AB ikinci Trump kasırgasını bekliyor
Avrupa Birliği, birinci periyodunda gergin bağlar kurduğu Donald Trump’ın Beyaz Saray’a dönüşüyle, yeni periyodun olası krizlerine hazırlık yapıyor.
ABD Başkanı Donald Trump’ın kampanya devrinde ve seçildikten sonraki provokatif açıklamalarına karşı fazla sesini yükseltmeyen Avrupa Birliği, Washington ile pragmatik bir bağ için formül arayışında. Trump, birinci devrinde AB’de izleri şimdi tam atlatılamayan bir travmaya neden olmuştu. Son telaffuzları de ikinci bir Trump kasırgasının an sorunu olduğuna işaret ediyor.
PRAGMATİK OLACAĞIZ
Her ne kadar AB Dönem Başkanı Polonya’nın Başbakanı Donald Tusk, dün Avrupa Parlamentosu’nda yaptığı konuşmada, “Başınızı dik tutun. Avrupa büyüktü, büyük ve büyük olacak” bildirisi verse de alandaki durum hayli karışık. AB ülkeleri ikinci Trump periyoduna çok daha çalkantılı bir memleketler arası konjonktür ve iç bölünmüşlüklerle girdi. Bu durum yeni Amerikan idaresine yaklaşımı da etkiliyor. Fransa ve İspanya yüksek ton benimsenmesinden Almanya ise serinkanlı olunmasından yana. Çok sayıda AB ülkesi Berlin’in çizgisine takviye veriyor. İtalya ve Macaristan ise Trump’a AB’den daha yakın bir çizgide oldukları manzarası veriyor. Bu türlü bir ortamda Brüksel’in hedefi Trump ile olumlu ve yapan yaklaşımla bir an evvel diyaloğa girerek ortak çıkarları masaya yatırmak. AB Komisyonu Başkanı Ursula von der Leyen, evvelki gün Davos’ta yaptığı konuşmada, “Pragmatik olacağız fakat her vakit prensiplerimize sadık kalacağız. Çıkarlarımızı koruyacak ve kıymetlerimize sahip çıkacağız” dedi.
PETROL JESTİ
AB her şeyden evvel ABD’yle mümkün bir ticaret savaşının önüne geçmek istiyor. Belçika Başbakanı Alexander De Croo, muhtemel bir ticaret savaşının Çin’i mutlu edeceği ikazında bulunarak “Bunu yapmak aptallık olur” dedi. Birlik, birinci kademede Trump’ı yumuşatmak için ABD’den gaz ve petrol alımını artırmayı düşünüyor. Trump’ın Ukrayna’da izleyeceği siyasetin tam net olmaması ve Rusya’yla “kötü bir barış anlaşması” ihtimali birçok AB başşehrini endişelendiriyor. Trump’ın Ukrayna’nın aslında düşük olan NATO’ya üyelik mümkünlüğünü savaş bitse bile büsbütün ortadan kaldırma riski de diğer bir telaş kaynağı. Trump’ın Grönland konusundaki telaffuzları ise yalnızca AB’yi değil NATO’yu da önemli formda rahatsız ediyor.
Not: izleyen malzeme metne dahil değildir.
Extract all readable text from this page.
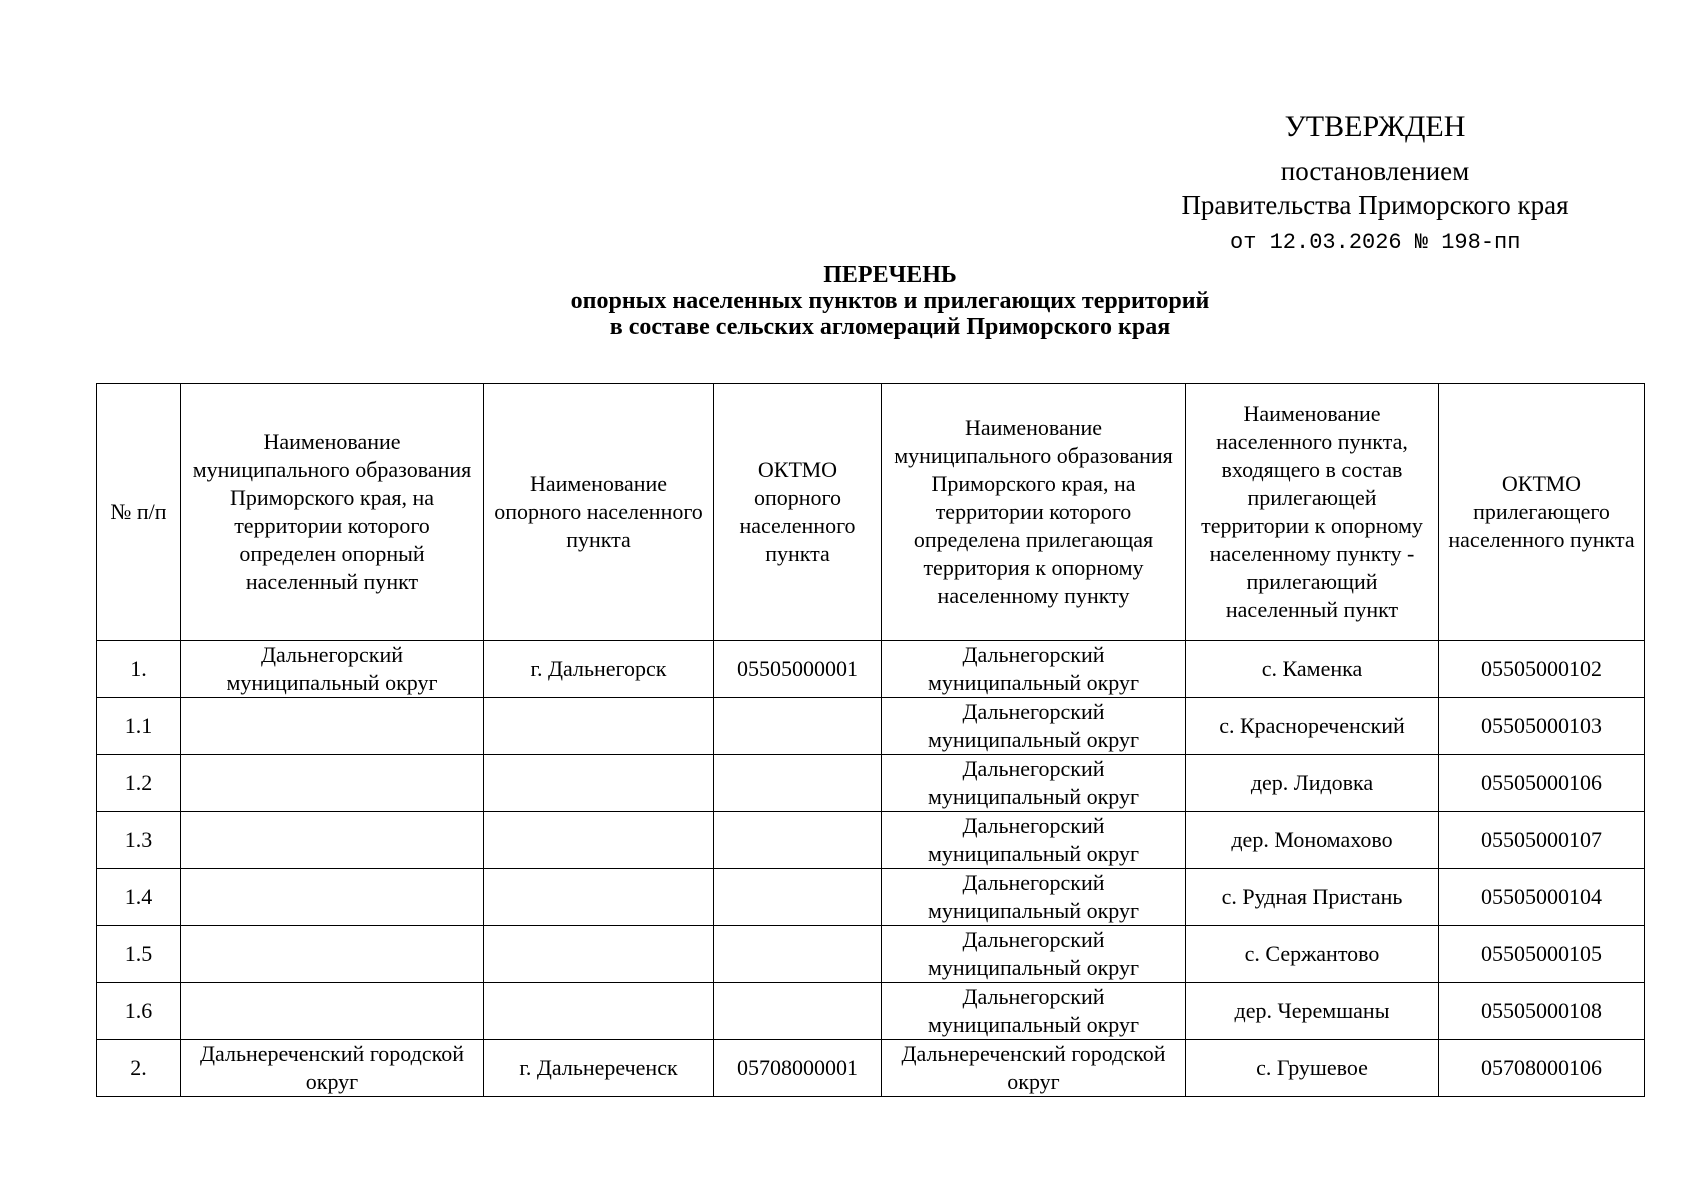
УТВЕРЖДЕН
постановлением
Правительства Приморского края
от 12.03.2026 № 198-пп
ПЕРЕЧЕНЬ
опорных населенных пунктов и прилегающих территорий
в составе сельских агломераций Приморского края
№ п/п	Наименование муниципального образования Приморского края, на территории которого определен опорный населенный пункт	Наименование опорного населенного пункта	ОКТМО опорного населенного пункта	Наименование муниципального образования Приморского края, на территории которого определена прилегающая территория к опорному населенному пункту	Наименование населенного пункта, входящего в состав прилегающей территории к опорному населенному пункту - прилегающий населенный пункт	ОКТМО прилегающего населенного пункта
1.	Дальнегорский муниципальный округ	г. Дальнегорск	05505000001	Дальнегорский муниципальный округ	с. Каменка	05505000102
1.1				Дальнегорский муниципальный округ	с. Краснореченский	05505000103
1.2				Дальнегорский муниципальный округ	дер. Лидовка	05505000106
1.3				Дальнегорский муниципальный округ	дер. Мономахово	05505000107
1.4				Дальнегорский муниципальный округ	с. Рудная Пристань	05505000104
1.5				Дальнегорский муниципальный округ	с. Сержантово	05505000105
1.6				Дальнегорский муниципальный округ	дер. Черемшаны	05505000108
2.	Дальнереченский городской округ	г. Дальнереченск	05708000001	Дальнереченский городской округ	с. Грушевое	05708000106
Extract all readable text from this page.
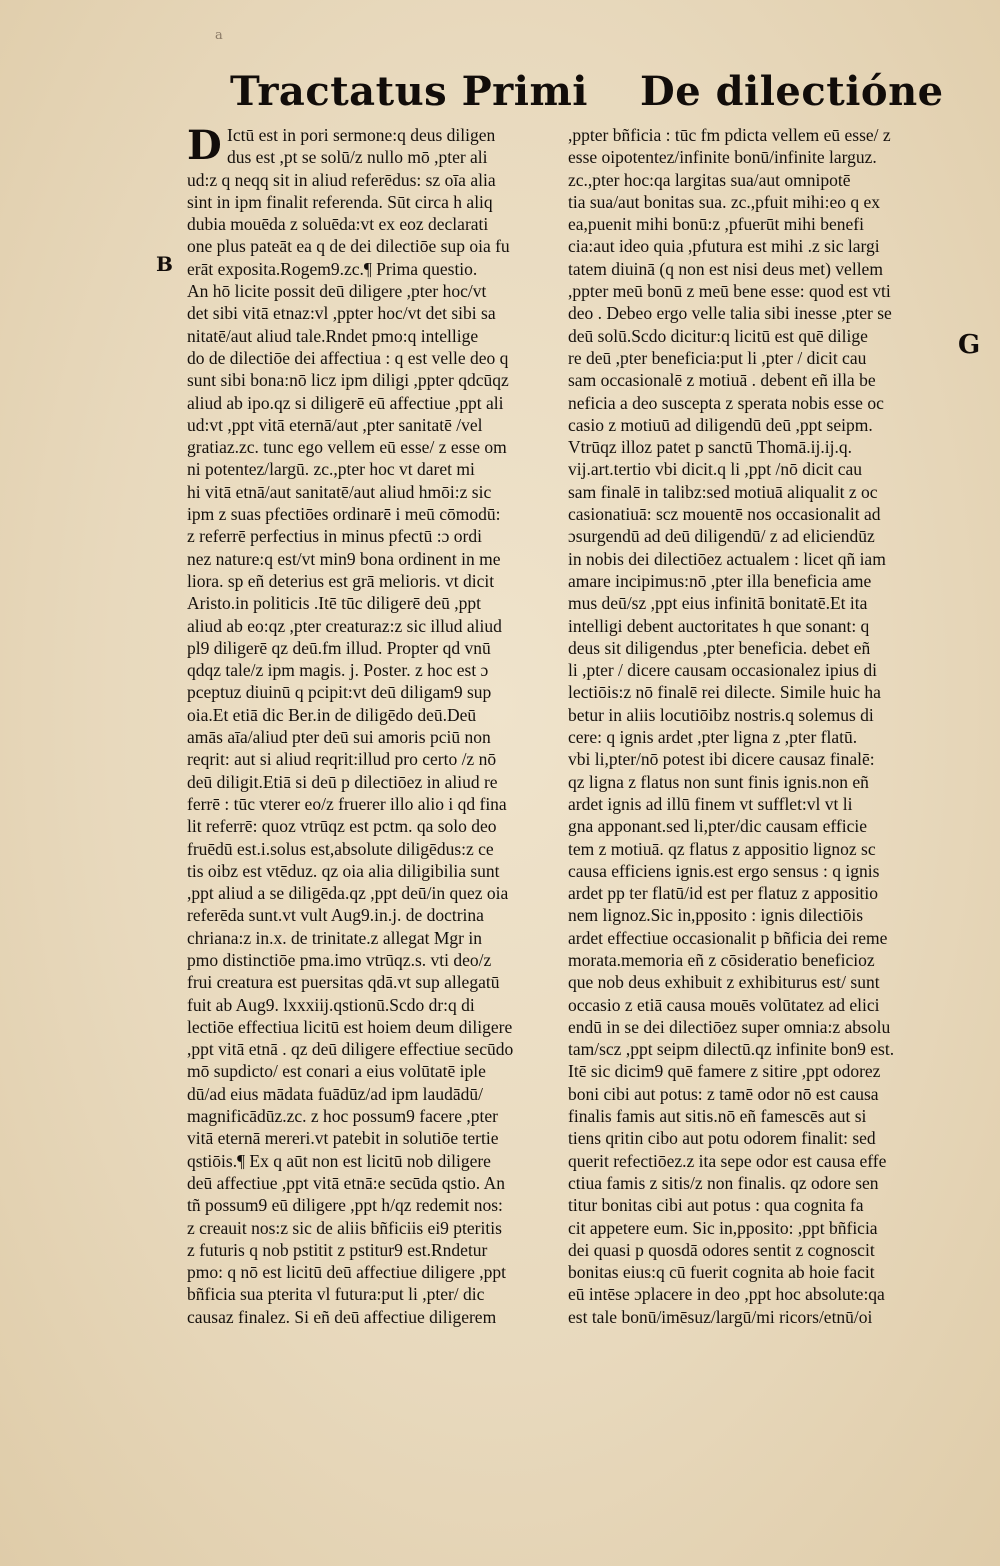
a
Tractatus Primi De dilectióne
D
B
G
Ictū est in pori sermone:q deus diligen
dus est ,pt se solū/z nullo mō ,pter ali
ud:z q neqq sit in aliud referēdus: sz oīa alia
sint in ipm finalit referenda. Sūt circa h aliq
dubia mouēda z soluēda:vt ex eoz declarati
one plus pateāt ea q de dei dilectiōe sup oia fu
erāt exposita.Rogem9.zc.¶ Prima questio.
An hō licite possit deū diligere ,pter hoc/vt
det sibi vitā etnaz:vl ,ppter hoc/vt det sibi sa
nitatē/aut aliud tale.Rndet pmo:q intellige
do de dilectiōe dei affectiua : q est velle deo q
sunt sibi bona:nō licz ipm diligi ,ppter qdcūqz
aliud ab ipo.qz si diligerē eū affectiue ,ppt ali
ud:vt ,ppt vitā eternā/aut ,pter sanitatē /vel
gratiaz.zc. tunc ego vellem eū esse/ z esse om
ni potentez/largū. zc.,pter hoc vt daret mi
hi vitā etnā/aut sanitatē/aut aliud hmōi:z sic
ipm z suas pfectiōes ordinarē i meū cōmodū:
z referrē perfectius in minus pfectū :ɔ ordi
nez nature:q est/vt min9 bona ordinent in me
liora. sp eñ deterius est grā melioris. vt dicit
Aristo.in politicis .Itē tūc diligerē deū ,ppt
aliud ab eo:qz ,pter creaturaz:z sic illud aliud
pl9 diligerē qz deū.fm illud. Propter qd vnū
qdqz tale/z ipm magis. j. Poster. z hoc est ɔ
pceptuz diuinū q pcipit:vt deū diligam9 sup
oia.Et etiā dic Ber.in de diligēdo deū.Deū
amās aīa/aliud pter deū sui amoris pciū non
reqrit: aut si aliud reqrit:illud pro certo /z nō
deū diligit.Etiā si deū p dilectiōez in aliud re
ferrē : tūc vterer eo/z fruerer illo alio i qd fina
lit referrē: quoz vtrūqz est pctm. qa solo deo
fruēdū est.i.solus est,absolute diligēdus:z ce
tis oibz est vtēduz. qz oia alia diligibilia sunt
,ppt aliud a se diligēda.qz ,ppt deū/in quez oia
referēda sunt.vt vult Aug9.in.j. de doctrina
chriana:z in.x. de trinitate.z allegat Mgr in
pmo distinctiōe pma.imo vtrūqz.s. vti deo/z
frui creatura est puersitas qdā.vt sup allegatū
fuit ab Aug9. lxxxiij.qstionū.Scdo dr:q di
lectiōe effectiua licitū est hoiem deum diligere
,ppt vitā etnā . qz deū diligere effectiue secūdo
mō supdicto/ est conari a eius volūtatē iple
dū/ad eius mādata fuādūz/ad ipm laudādū/
magnificādūz.zc. z hoc possum9 facere ,pter
vitā eternā mereri.vt patebit in solutiōe tertie
qstiōis.¶ Ex q aūt non est licitū nob diligere
deū affectiue ,ppt vitā etnā:e secūda qstio. An
tñ possum9 eū diligere ,ppt h/qz redemit nos:
z creauit nos:z sic de aliis bñficiis ei9 pteritis
z futuris q nob pstitit z pstitur9 est.Rndetur
pmo: q nō est licitū deū affectiue diligere ,ppt
bñficia sua pterita vl futura:put li ,pter/ dic
causaz finalez. Si eñ deū affectiue diligerem
,ppter bñficia : tūc fm pdicta vellem eū esse/ z
esse oipotentez/infinite bonū/infinite larguz.
zc.,pter hoc:qa largitas sua/aut omnipotē
tia sua/aut bonitas sua. zc.,pfuit mihi:eo q ex
ea,puenit mihi bonū:z ,pfuerūt mihi benefi
cia:aut ideo quia ,pfutura est mihi .z sic largi
tatem diuinā (q non est nisi deus met) vellem
,ppter meū bonū z meū bene esse: quod est vti
deo . Debeo ergo velle talia sibi inesse ,pter se
deū solū.Scdo dicitur:q licitū est quē dilige
re deū ,pter beneficia:put li ,pter / dicit cau
sam occasionalē z motiuā . debent eñ illa be
neficia a deo suscepta z sperata nobis esse oc
casio z motiuū ad diligendū deū ,ppt seipm.
Vtrūqz illoz patet p sanctū Thomā.ij.ij.q.
vij.art.tertio vbi dicit.q li ,ppt /nō dicit cau
sam finalē in talibz:sed motiuā aliqualit z oc
casionatiuā: scz mouentē nos occasionalit ad
ɔsurgendū ad deū diligendū/ z ad eliciendūz
in nobis dei dilectiōez actualem : licet qñ iam
amare incipimus:nō ,pter illa beneficia ame
mus deū/sz ,ppt eius infinitā bonitatē.Et ita
intelligi debent auctoritates h que sonant: q
deus sit diligendus ,pter beneficia. debet eñ
li ,pter / dicere causam occasionalez ipius di
lectiōis:z nō finalē rei dilecte. Simile huic ha
betur in aliis locutiōibz nostris.q solemus di
cere: q ignis ardet ,pter ligna z ,pter flatū.
vbi li,pter/nō potest ibi dicere causaz finalē:
qz ligna z flatus non sunt finis ignis.non eñ
ardet ignis ad illū finem vt sufflet:vl vt li
gna apponant.sed li,pter/dic causam efficie
tem z motiuā. qz flatus z appositio lignoz sc
causa efficiens ignis.est ergo sensus : q ignis
ardet pp ter flatū/id est per flatuz z appositio
nem lignoz.Sic in,pposito : ignis dilectiōis
ardet effectiue occasionalit p bñficia dei reme
morata.memoria eñ z cōsideratio beneficioz
que nob deus exhibuit z exhibiturus est/ sunt
occasio z etiā causa mouēs volūtatez ad elici
endū in se dei dilectiōez super omnia:z absolu
tam/scz ,ppt seipm dilectū.qz infinite bon9 est.
Itē sic dicim9 quē famere z sitire ,ppt odorez
boni cibi aut potus: z tamē odor nō est causa
finalis famis aut sitis.nō eñ famescēs aut si
tiens qritin cibo aut potu odorem finalit: sed
querit refectiōez.z ita sepe odor est causa effe
ctiua famis z sitis/z non finalis. qz odore sen
titur bonitas cibi aut potus : qua cognita fa
cit appetere eum. Sic in,pposito: ,ppt bñficia
dei quasi p quosdā odores sentit z cognoscit
bonitas eius:q cū fuerit cognita ab hoie facit
eū intēse ɔplacere in deo ,ppt hoc absolute:qa
est tale bonū/imēsuz/largū/mi ricors/etnū/oi
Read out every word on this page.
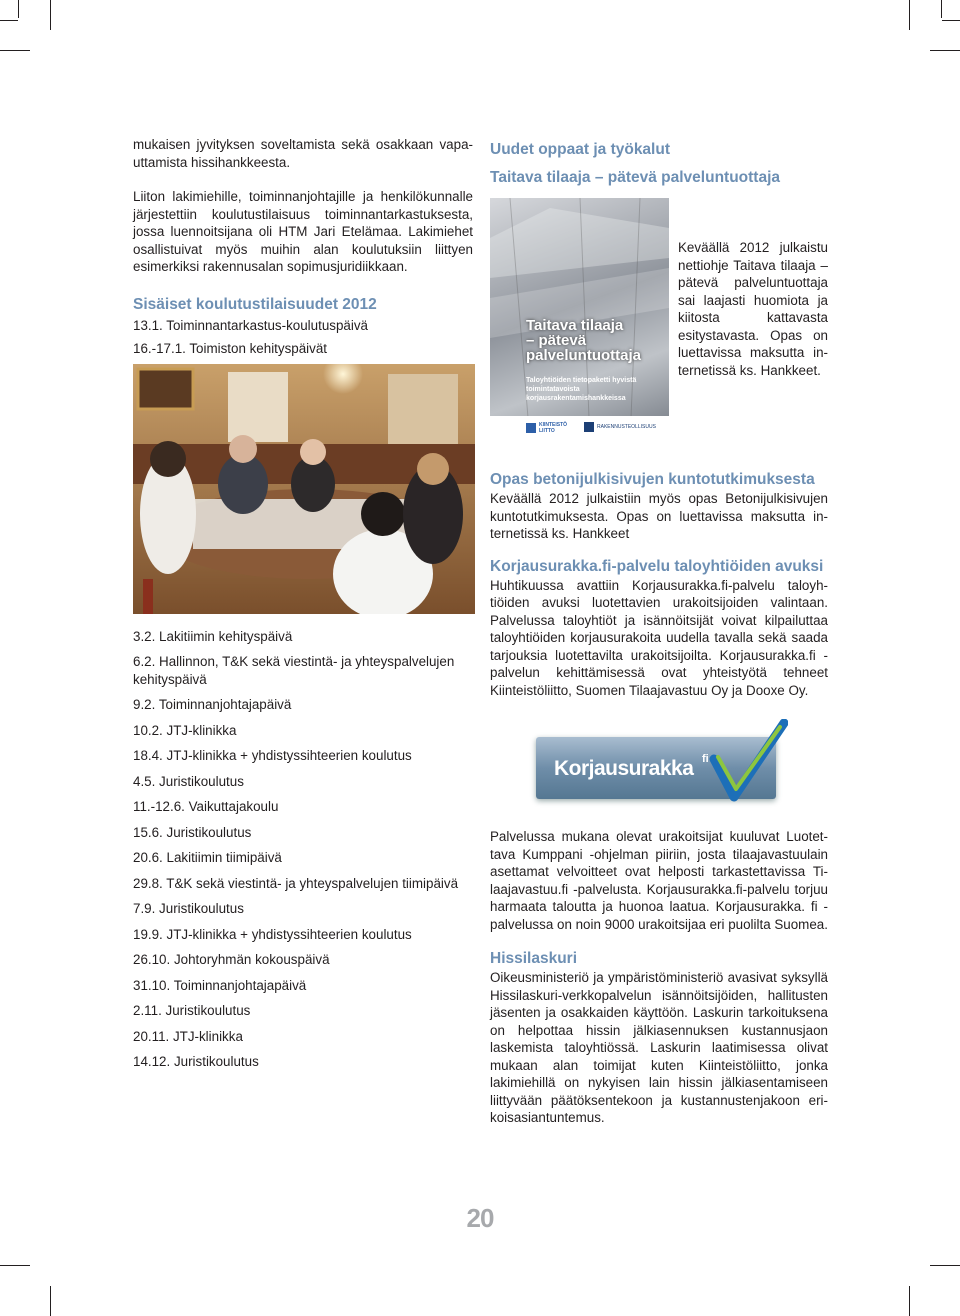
mukaisen jyvityksen soveltamista sekä osakkaan vapauttamista hissihankkeesta.

Liiton lakimiehille, toiminnanjohtajille ja henkilökunnalle järjestettiin koulutustilaisuus toiminnantarkastuksesta, jossa luennoitsijana oli HTM Jari Etelämaa. Lakimiehet osallistuivat myös muihin alan koulutuksiin liittyen esimerkiksi rakennusalan sopimusjuridiikkaan.

Sisäiset koulutustilaisuudet 2012
13.1. Toiminnantarkastus-koulutuspäivä
16.-17.1. Toimiston kehityspäivät
3.2. Lakitiimin kehityspäivä
6.2. Hallinnon, T&K sekä viestintä- ja yhteyspalvelujen kehityspäivä
9.2. Toiminnanjohtajapäivä
10.2. JTJ-klinikka
18.4. JTJ-klinikka + yhdistyssihteerien koulutus
4.5. Juristikoulutus
11.-12.6. Vaikuttajakoulu
15.6. Juristikoulutus
20.6. Lakitiimin tiimipäivä
29.8. T&K sekä viestintä- ja yhteyspalvelujen tiimipäivä
7.9. Juristikoulutus
19.9. JTJ-klinikka + yhdistyssihteerien koulutus
26.10. Johtoryhmän kokouspäivä
31.10. Toiminnanjohtajapäivä
2.11. Juristikoulutus
20.11. JTJ-klinikka
14.12. Juristikoulutus
Uudet oppaat ja työkalut
Taitava tilaaja – pätevä palveluntuottaja
Taitava tilaaja
– pätevä
palveluntuottaja
Taloyhtiöiden tietopaketti hyvistä
toimintatavoista
korjausrakentamishankkeissa
KIINTEISTÖ LIITTO
RAKENNUSTEOLLISUUS

Keväällä 2012 julkaistu nettiohje Taitava tilaaja – pätevä palveluntuottaja sai laajasti huomiota ja kiitosta kattavasta esitystavasta. Opas on luettavissa maksutta internetissä ks. Hankkeet.

Opas betonijulkisivujen kuntotutkimuksesta

Keväällä 2012 julkaistiin myös opas Betonijulkisivujen kuntotutkimuksesta. Opas on luettavissa maksutta internetissä ks. Hankkeet

Korjausurakka.fi-palvelu taloyhtiöiden avuksi

Huhtikuussa avattiin Korjausurakka.fi-palvelu taloyhtiöiden avuksi luotettavien urakoitsijoiden valintaan. Palvelussa taloyhtiöt ja isännöitsijät voivat kilpailuttaa taloyhtiöiden korjausurakoita uudella tavalla sekä saada tarjouksia luotettavilta urakoitsijoilta. Korjausurakka.fi -palvelun kehittämisessä ovat yhteistyötä tehneet Kiinteistöliitto, Suomen Tilaajavastuu Oy ja Dooxe Oy.

Korjausurakka fi

Palvelussa mukana olevat urakoitsijat kuuluvat Luotettava Kumppani -ohjelman piiriin, josta tilaajavastuulain asettamat velvoitteet ovat helposti tarkastettavissa Tilaajavastuu.fi -palvelusta. Korjausurakka.fi-palvelu torjuu harmaata taloutta ja huonoa laatua. Korjausurakka. fi -palvelussa on noin 9000 urakoitsijaa eri puolilta Suomea.

Hissilaskuri

Oikeusministeriö ja ympäristöministeriö avasivat syksyllä Hissilaskuri-verkkopalvelun isännöitsijöiden, hallitusten jäsenten ja osakkaiden käyttöön. Laskurin tarkoituksena on helpottaa hissin jälkiasennuksen kustannusjaon laskemista taloyhtiössä. Laskurin laatimisessa olivat mukaan alan toimijat kuten Kiinteistöliitto, jonka lakimiehillä on nykyisen lain hissin jälkiasentamiseen liittyvään päätöksentekoon ja kustannustenjakoon erikoisasiantuntemus.

20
İLK İMTİHAN SAVUNMA HARCAMALARI
NATO, ABD Başkanı Donald Trump’ın göreve başlamasıyla bir dejavuya hazırlanıyor. NATO müttefikleri açısından birinci sınama savunma harcamaları olacak. Trump, 11 yıl evvel yüzde 2 olarak belirlenmiş olan savunma harcamalarının üye ülkelerin gayrisafi yurt içi hasılalarının yüzde 5’ine yükseltilmesini istiyor. Mevcut ortamda, bilhassa de Rusya’nın Ukrayna’ya karşı başlattığı savaşın tesiriyle, birçok ülke yüzde 2’nin yetersiz kaldığını kabul ediyor. Bununla birlikte 32 NATO üyesinden 8’i hâlâ bu amacı tutturabilmiş değil. Yüzde 5 gayesi de ne siyasi ne de emkonomik açıdan ulaşılabilir bulunuyor. Yapılan değerlendirmeler Trump’ın yüzde 5’i mevcut gayesi mümkün olduğu kadar üst çekmek için pazarlık ögesi olarak lisana getirdiği istikametinde. Trump birinci periyodunda de yüzde 4 vurgusu yapmış lakin sonrasında ısrarcı olmamıştı.